Schwarze Flagge für den rollenden Schrott-Porsche
Er lebte und starb mit Porsche: in dem Zuffenhausener Werk wurde er schnell zu einem festen Bestandteil. Seine ersten Rennen 1956 bestritt er mit einem Porsche Spdyer, bereits 1957 startete er mit einem F2 - natürlich Porsche - im Rahmen des Deutschen GP. Ab diesem Zeitpunkt gab es auch sporadisch Grand Prix Einsätze - meist mit Ankünften 5-10 Runden hinter dem Sieger.
Bekannt wurde de Beaufort in Deutschland durch seinen spekatulären Unfall bei einem Sportwagenrennen auf der Avus 1959: Ausgangs der Steilkurve hatte er die Bodenhaftung verloren, schlitterte über deren Rand hinweg und verschwand im Abgrund!!! Den Zuschauern verschlug es förmlich den Atem - man rechnete mit dem Schlimmsten. Aber de Beaufort stürzte durch Bäume und Gebüsch ins viel tiefer gelegene Fahrerlager und holperte benommen wieder auf die Strecke zurück. Der furchtlose Holländer reihnte sich mit seinem total verbeulten Porsche unversehens wieder in das Feld ein, doch wenig später stoppte ihn die Rennleitung aus Sicherheitsgründen endgültig. Trotz dieses Zwischenfalls war aber Beaufort nicht das was man landläufig einen Crash-Piloten nannte. Im Gegenteil...
Hatte er bis dahin meist Sportwagenrennen, wurde er in den 60er Jahren rühriger - spätestens als er 1961 den ex-Rob Walker Porsche 718 erwarb, gab es für ihn kein halten mehr. Die Ergebnisse waren zwar relativ bescheiden (immerhin vier 6. Plätze im GP - das ist in Anbetracht seines Fahrzeugs gar nicht so schlecht), aber bei einen nicht zur WM zählenden Rennen sah er immerhin mal das Podium (Zweiter in Rom und Siracusa 1963, Dritter in Zeltweg 1963).
Die gefährliche Onboard-Kamera
Carel strahlte immer, Carel war entgegenkommend und hilfsbereit und mit dieser Hilfsbereitschaft handelte er sich im Training zum Großen Preis von Deutschland 1962 völlig außer Programm eine undankbare Hauptrolle ein. Das deutsche Fernsehen suchte unter den Aktiven nach einem Fahrer, der sich bereit erklärte, an seinem Wagen eine Kamera montieren zu lassen, um den Zuschauern den schnellen Sport aus der Perspektive des Fahrers in die Wohnzimmer zu flimmern.

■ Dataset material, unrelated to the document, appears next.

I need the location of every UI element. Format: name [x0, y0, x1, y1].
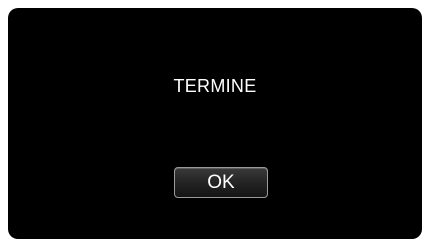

Carel ließ sich überreden (bei solchen Sachen machte er immer mit), und rasch wurde eine dicke 16-mm-Kamera am Heck seines alten Vierzylinder-Porsche montiert. Bis zur Fuchsröhre ging die Sache gut, dann überstürzten sich die Ereignisse. Man hätte sich keinen gefährlicheren Punkt entlang der Strecke für dieses makabre Happening aussuchen können: im Abwärtsgeschlängel löste sich am orangeroten Porsche die Kamera aus ihrer Halterung. Sie wurde auf den Boden geschleudert und blieb mitten auf der Strecke liegen. Beaufort hatte nix bemerkt und setzte seine Fahrt ahnungslos fort.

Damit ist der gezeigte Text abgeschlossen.